The jury has been out. Between his solo record and Geese’s latest victory of a third album, Winter is absolutely everywhere. He hasn’t just captured the zeitgeist, but he has it in a headlock in this distinct way where to say that you don’t like this work almost feels like admitting you don’t like music, or don’t like good music, or don’t ‘get’ good music.
He’s been granted that lofty and mythical status in which Cameron Winter is a good musician, positioned specifically as a clever artist who is doing structurally advanced and interesting things, pushing the limits of genre and pushing his own poetry. So to say you don’t like it is kind of like saying you don’t like jazz – some people will look at you like you’re dumb.
However, still, the jury has been out. There are moments on both the Winter solo album and Geese’s albums that I find completely and utterly astounding, like the building intensity of ‘$0’ or the howling sincerity of ‘Au Pays Du Cocaine’. But then, after a little while, something in his vocals scratches my brain wrong, and it’s almost like a visceral reaction demands I turn it off, right now. It can hit a point where his unique voice becomes abrasive, and though I barely dare to whisper it in the queue, my friends, who have seen him live before, assure me that it will not happen here.
Within seconds of Winter taking to the stage, where he sits solo at the piano with his back turned to his crowd, lit only by one single spotlight, one thing becomes clear. Winter’s album is the worst of him. Heavy Metal is him at his weakest, and here, just like this, is the artist at his best – alone, stripped back and blowing, following the feeling through extended outros, jazz piano additions, repetitions that feel right or shortcuts where clearly, to him, the moment feels done.

While the album forces him into a more rigid structure despite the fact that his songwriting would never once be characterised as that, a live set lets him be loose. I watch as some crowd members desperately want to dance along to ‘Love Takes Miles’ as it is on the album with a more jovial band behind it and a beat to it, but he doesn’t allow them it.
He doesn’t allow a single beat throughout the entire night, as start to finish, there is nothing more than his jazz-informed piano playing that now clearly shows the sign of his Nina Simone obsession. Stripping away any foundation that any of his songs might have, they all become fluid, his voice becomes smooth and rich over the top, and in that, the only buoy to hold onto is his lyrics.

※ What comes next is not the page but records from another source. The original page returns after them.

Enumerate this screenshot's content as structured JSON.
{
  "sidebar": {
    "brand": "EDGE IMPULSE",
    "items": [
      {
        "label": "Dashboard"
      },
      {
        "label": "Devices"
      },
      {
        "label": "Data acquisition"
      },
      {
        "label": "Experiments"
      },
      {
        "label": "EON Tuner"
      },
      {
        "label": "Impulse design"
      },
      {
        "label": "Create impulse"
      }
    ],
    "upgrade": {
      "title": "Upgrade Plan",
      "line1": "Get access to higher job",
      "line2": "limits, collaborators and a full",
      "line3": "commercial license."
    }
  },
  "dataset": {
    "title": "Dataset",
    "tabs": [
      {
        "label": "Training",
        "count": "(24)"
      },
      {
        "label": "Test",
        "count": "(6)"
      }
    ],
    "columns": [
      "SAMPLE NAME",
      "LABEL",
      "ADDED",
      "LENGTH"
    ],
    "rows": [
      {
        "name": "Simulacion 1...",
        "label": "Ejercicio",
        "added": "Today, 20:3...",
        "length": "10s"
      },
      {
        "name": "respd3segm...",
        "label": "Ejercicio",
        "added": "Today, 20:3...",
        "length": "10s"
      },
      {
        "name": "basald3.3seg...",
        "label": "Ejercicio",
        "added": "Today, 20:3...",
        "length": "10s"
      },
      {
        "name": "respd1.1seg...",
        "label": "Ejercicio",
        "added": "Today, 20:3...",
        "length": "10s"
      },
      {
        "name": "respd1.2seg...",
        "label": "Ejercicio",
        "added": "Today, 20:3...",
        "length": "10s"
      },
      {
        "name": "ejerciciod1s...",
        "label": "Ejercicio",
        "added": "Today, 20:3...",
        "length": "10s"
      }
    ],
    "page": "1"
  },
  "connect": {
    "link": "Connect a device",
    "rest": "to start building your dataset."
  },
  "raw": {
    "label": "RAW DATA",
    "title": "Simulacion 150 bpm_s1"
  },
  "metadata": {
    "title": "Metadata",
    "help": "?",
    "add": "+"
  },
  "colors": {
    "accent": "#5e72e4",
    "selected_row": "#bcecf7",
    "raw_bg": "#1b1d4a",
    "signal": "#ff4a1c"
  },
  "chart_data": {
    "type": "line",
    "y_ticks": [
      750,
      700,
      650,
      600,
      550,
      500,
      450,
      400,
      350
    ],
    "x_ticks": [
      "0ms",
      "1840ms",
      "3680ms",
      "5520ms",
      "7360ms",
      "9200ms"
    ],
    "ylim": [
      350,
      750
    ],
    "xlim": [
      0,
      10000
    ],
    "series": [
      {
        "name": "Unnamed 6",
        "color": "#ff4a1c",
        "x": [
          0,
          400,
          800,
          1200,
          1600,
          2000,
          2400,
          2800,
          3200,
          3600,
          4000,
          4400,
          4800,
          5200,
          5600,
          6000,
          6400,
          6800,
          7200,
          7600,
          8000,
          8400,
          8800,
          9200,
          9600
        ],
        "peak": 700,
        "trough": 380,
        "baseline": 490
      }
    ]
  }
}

From the back of a room packed with perhaps the tallest men in London, I can’t see a thing. Sometimes I can see the top of the spotlight; other times, Winter’s stage is either cast in complete darkness or blinding light. The man never turns around, answering a call from a crowd member keen to see his face with simply, “Is this not enough for you?”
It does something weird to the room. Already, with the music sounding like this, the Winter show isn’t at all indie or alternative; it is straight-up gospel. It’s the type of gospel that Simone was, that Leonard Cohen was, that Bob Dylan continues to be. It’s the type of gospel that Nick Cave touches on so often, with all these artists taking poems, putting them to music and seeing that the result feels more like scripture. With his back turned to us, that sense grows as it feels less like the room is gathered here to see Cameron Winter, but as if we all just happen to be here and he happens to be up there playing, like a congregation here to listen, and he just happens to have been granted the message.
It sounds culty. Everything spoken about Winter or Geese lately sounds culty, and seemingly everyone is completely obsessed. But stood there, almost gasping at the sheer beauty of the unreleased track ‘If You Turn Back Now’, feeling my eyes prick with tears from the emotion in his voice, only being brought back to earth by the pin-drop silence being broken by the loudest applause i’ve ever heard in a mid-size venue as 3,000 people sound more like 30,000 – I get it. I get it now.